Saturday, May 14, 2011
Rise and Fall
Yep, I am back after a brief sabbatical of trying to get not 1 but 3 books into publication shape!
I have also been doing a lot of writing coaching and as always I have sensed a pattern common to newer writers and I felt like everyone (even authors 5-100 books in have to remind themselves of this) could use a little reminder of making sure your writing has rise and fall.
What do I mean by that?
Simple. Your writing should breathe...
There are times when you will take quick, short breaths. Other times you will sigh gently.
Through out the book, section, chapter, paragraph and even sentence your writing should have a sense of movement.
You need to be not only going somewhere with it, but going with purpose.
Another analogy would be the make sure your writing is shaded. Not everything should be black and white. Especially your character's motivations. There should be a million shades of gray in there.
I know, I know... easier said than done.
But not really. You can truly breath life into a paragraph just by making sure that your sentences are not all the same length (and therefore the thought process behind them). Make sure that either external or internal dialogue rises from the character and not just from you. Make sure your prose is written through the eyes of the SPECIFIC character that you are in their POV.
Normally by applying these simple criteria, you can really get your writing MOVING :-)

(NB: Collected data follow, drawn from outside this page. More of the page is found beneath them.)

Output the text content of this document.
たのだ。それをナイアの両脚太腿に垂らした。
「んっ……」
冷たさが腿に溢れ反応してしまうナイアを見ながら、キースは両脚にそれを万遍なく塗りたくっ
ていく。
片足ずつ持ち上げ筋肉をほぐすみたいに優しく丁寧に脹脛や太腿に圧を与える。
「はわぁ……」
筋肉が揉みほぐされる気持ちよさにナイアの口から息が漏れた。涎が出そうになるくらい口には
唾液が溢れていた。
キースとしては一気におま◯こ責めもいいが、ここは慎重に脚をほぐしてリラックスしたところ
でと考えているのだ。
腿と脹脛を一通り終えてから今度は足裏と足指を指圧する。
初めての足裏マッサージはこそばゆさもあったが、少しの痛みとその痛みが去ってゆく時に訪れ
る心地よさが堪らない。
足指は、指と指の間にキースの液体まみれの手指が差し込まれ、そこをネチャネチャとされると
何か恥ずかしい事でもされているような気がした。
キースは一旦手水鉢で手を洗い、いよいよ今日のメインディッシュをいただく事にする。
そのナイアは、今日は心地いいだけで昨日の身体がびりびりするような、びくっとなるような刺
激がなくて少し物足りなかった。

The bedroom's walls were a dull white whereas the carpet was a light beige. There were not many knicknacks on the dresser however the closet was full to near bursting. All manner of clothing, shoes, and sports equipment threatened to tumble out at any moment.
There is nothing really wrong with the above paragraph, except of course it is told in passive voice. However, beyond that it is monotonous and lacks any rise and fall.

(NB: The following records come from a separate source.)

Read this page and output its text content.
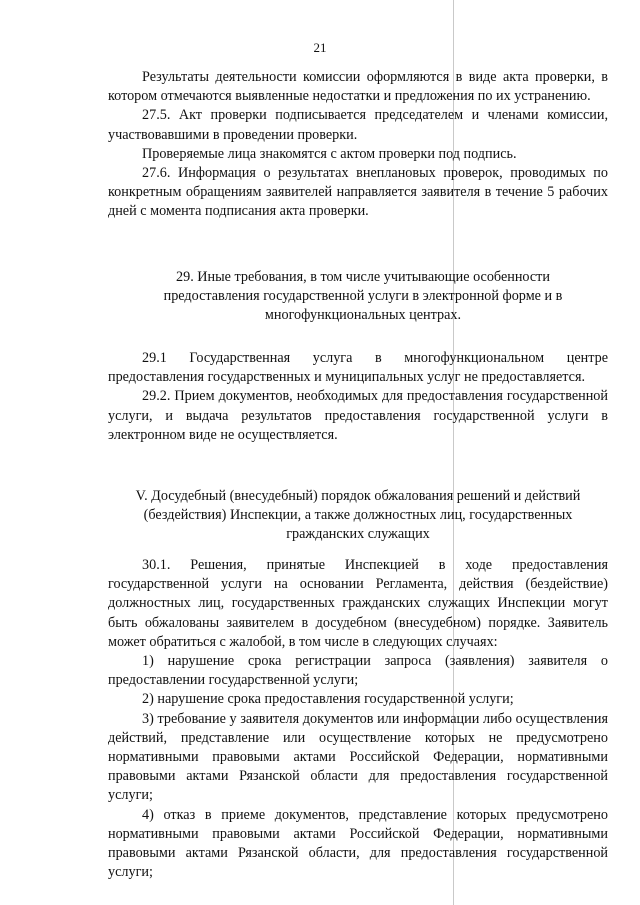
21

Результаты деятельности комиссии оформляются в виде акта проверки, в котором отмечаются выявленные недостатки и предложения по их устранению.

27.5. Акт проверки подписывается председателем и членами комиссии, участвовавшими в проведении проверки.

Проверяемые лица знакомятся с актом проверки под подпись.

27.6. Информация о результатах внеплановых проверок, проводимых по конкретным обращениям заявителей направляется заявителя в течение 5 рабочих дней с момента подписания акта проверки.

29. Иные требования, в том числе учитывающие особенности предоставления государственной услуги в электронной форме и в многофункциональных центрах.

29.1 Государственная услуга в многофункциональном центре предоставления государственных и муниципальных услуг не предоставляется.

29.2. Прием документов, необходимых для предоставления государственной услуги, и выдача результатов предоставления государственной услуги в электронном виде не осуществляется.

V. Досудебный (внесудебный) порядок обжалования решений и действий (бездействия) Инспекции, а также должностных лиц, государственных гражданских служащих

30.1. Решения, принятые Инспекцией в ходе предоставления государственной услуги на основании Регламента, действия (бездействие) должностных лиц, государственных гражданских служащих Инспекции могут быть обжалованы заявителем в досудебном (внесудебном) порядке. Заявитель может обратиться с жалобой, в том числе в следующих случаях:

1) нарушение срока регистрации запроса (заявления) заявителя о предоставлении государственной услуги;

2) нарушение срока предоставления государственной услуги;

3) требование у заявителя документов или информации либо осуществления действий, представление или осуществление которых не предусмотрено нормативными правовыми актами Российской Федерации, нормативными правовыми актами Рязанской области для предоставления государственной услуги;

4) отказ в приеме документов, представление которых предусмотрено нормативными правовыми актами Российской Федерации, нормативными правовыми актами Рязанской области, для предоставления государственной услуги;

Dull, dull, dull. The walls, the carpet, even the bedspread looked like they had been washed in the same dirty creek. Even weirder the dresser was so spare it felt Spartan yet the closet was like a level-5 Hoarding situation. Who the hell lived like this?
Can you feel the difference? The difference in sentence structure. The difference in SPECIFIC language and an internal POV evident.
How about you test your rise and fall. Go pick a random page. Point out at least 5 places where you demonstrate movement and draw the reader in.